Generated by GPT-5-mini| Hankel transform | |
|---|---|
| Name | Hankel transform |
| Inventor | Hermann Hankel |
| Introduced | 19th century |
| Related | Bessel function, Fourier transform, Laplace transform |
Hankel transform
The Hankel transform is an integral transform involving Bessel functions introduced in the 19th century by Hermann Hankel. It arises in problems with radial symmetry in Germany, in work connected to the Bessel equation and developments contemporaneous with contributors such as Bernhard Riemann, Carl Gustav Jacobi, and George Green. The transform connects to techniques used by practitioners at institutions like the University of Göttingen and the Polytechnic University of Milan and has been applied in contexts ranging from the Royal Society-published studies to modern computational projects at organizations such as NASA and MIT.
The Hankel transform of order ν is defined by an integral pairing with the Bessel function of the first kind J_ν, a special function studied by Friedrich Bessel and expanded in texts by Oliver Heaviside and Lord Kelvin. In classical treatments appearing in works from the Paris Academy of Sciences and lectures at the École Polytechnique, the transform maps radial functions on [0,∞) to radial spectra using kernels tied to the Bessel functions studied by François Arago-era mathematicians. Formal definitions appear in compendia by authors associated with the Cambridge University Press and the American Mathematical Society.
Key properties mirror those of other integral transforms developed in traditions tied to figures like Joseph Fourier and Pierre-Simon Laplace. Properties include linearity, scaling relations, and an inversion formula relying on orthogonality properties first exploited in studies at the Royal Institution and by analysts affiliated with the Königsberg University. Parseval–Plancherel type identities appear in expositions by scholars at the Institute for Advanced Study and in treatises used in curricula at Princeton University. Convolution theorems for the transform parallel results appearing in the works of Siméon Denis Poisson and later expositions distributed by Springer.
Connections to the Fourier transform and the Laplace transform are historically traced through correspondences among analysts at the Bourbaki gatherings and seminars influenced by the Institut Henri Poincaré. Radial Fourier transforms in dimensions studied by researchers at the University of Cambridge reduce to Hankel transforms; similar reductions appear in treatises by mathematicians from the University of Oxford and in applied analyses at the Max Planck Society. Links to the Mellin transform and to integral representations encountered in monographs associated with the Society for Industrial and Applied Mathematics illustrate how the transform interfaces with frameworks used by engineers at Bell Labs and scientists at the Lawrence Livermore National Laboratory.

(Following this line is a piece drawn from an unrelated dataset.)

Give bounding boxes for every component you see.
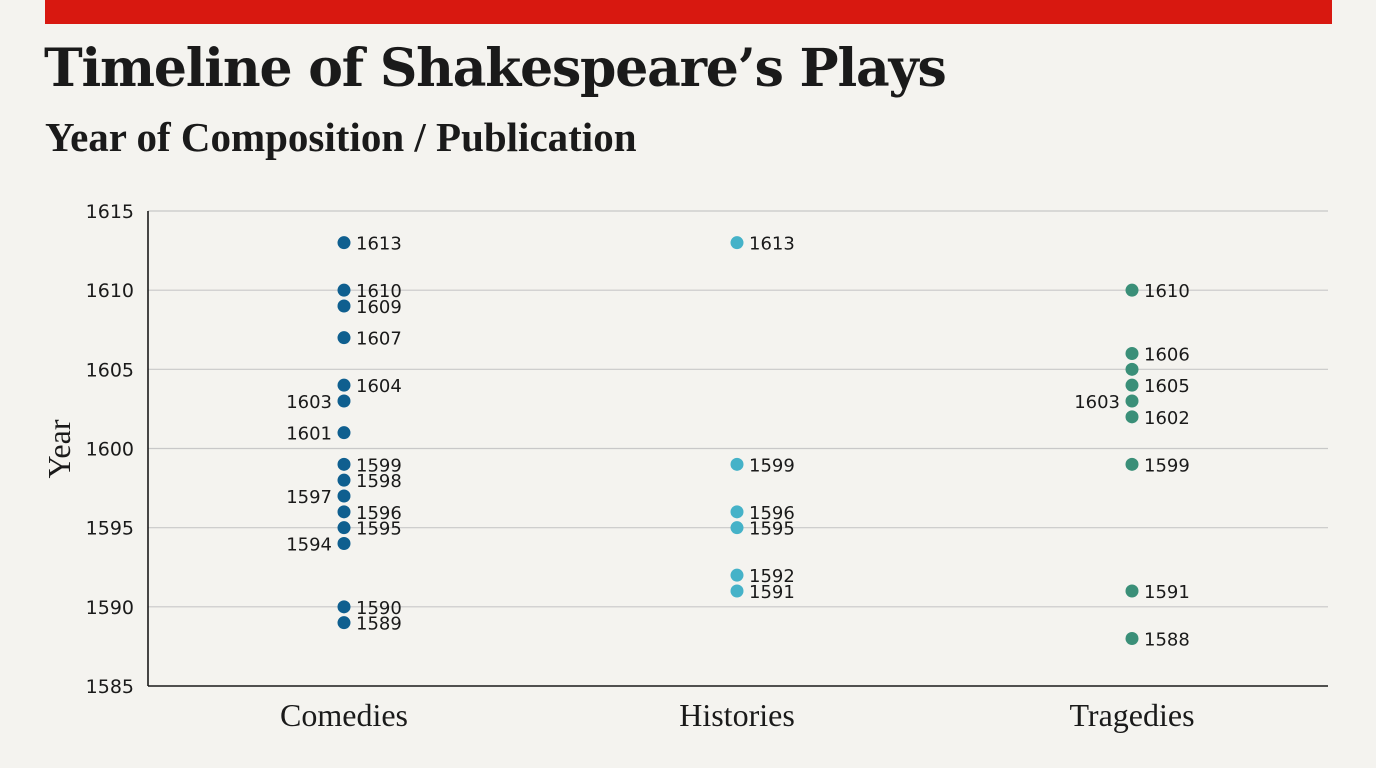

Numerical evaluation methods evolved alongside computational projects at institutions such as IBM and laboratories like Los Alamos National Laboratory. Discrete analogues and fast algorithms draw on methods developed in software by groups at Argonne National Laboratory and libraries originating from research at Courant Institute of Mathematical Sciences. Techniques include quadrature schemes influenced by guidelines from the National Institute of Standards and Technology and fast Hankel transform algorithms inspired by fast Fourier transform implementations at Bell Labs Research and by numerical analysts associated with the University of California, Berkeley.
Applications span wave propagation problems studied at the Jet Propulsion Laboratory, imaging modalities advanced at the Mayo Clinic and the Johns Hopkins Hospital, and scattering theory developed in collaborations involving the European Organization for Nuclear Research and the California Institute of Technology. In geophysics, seismic inversion practitioners at the United States Geological Survey employ Hankel-based methods; in optics, investigations at the Max Planck Institute for the Science of Light and industrial research at Siemens have used related transforms. Remote sensing groups at NOAA and antenna designers at Raytheon use radial spectral tools that invoke Hankel transforms, while mathematical models in plasma physics draw on analyses from the Princeton Plasma Physics Laboratory.
Standard pairs are tabulated in manuals used in courses at Harvard University and in handbooks produced by CRC Press. Typical examples include transforms of power-law functions, exponential decays, and Gaussian profiles, commonly encountered in lectures at the University of Chicago and seminar notes distributed by the Mersenne Research community. Tables presenting transforms and inverse pairs appear in reference works associated with the Wiley publishing program and in technical reports from Stanford University.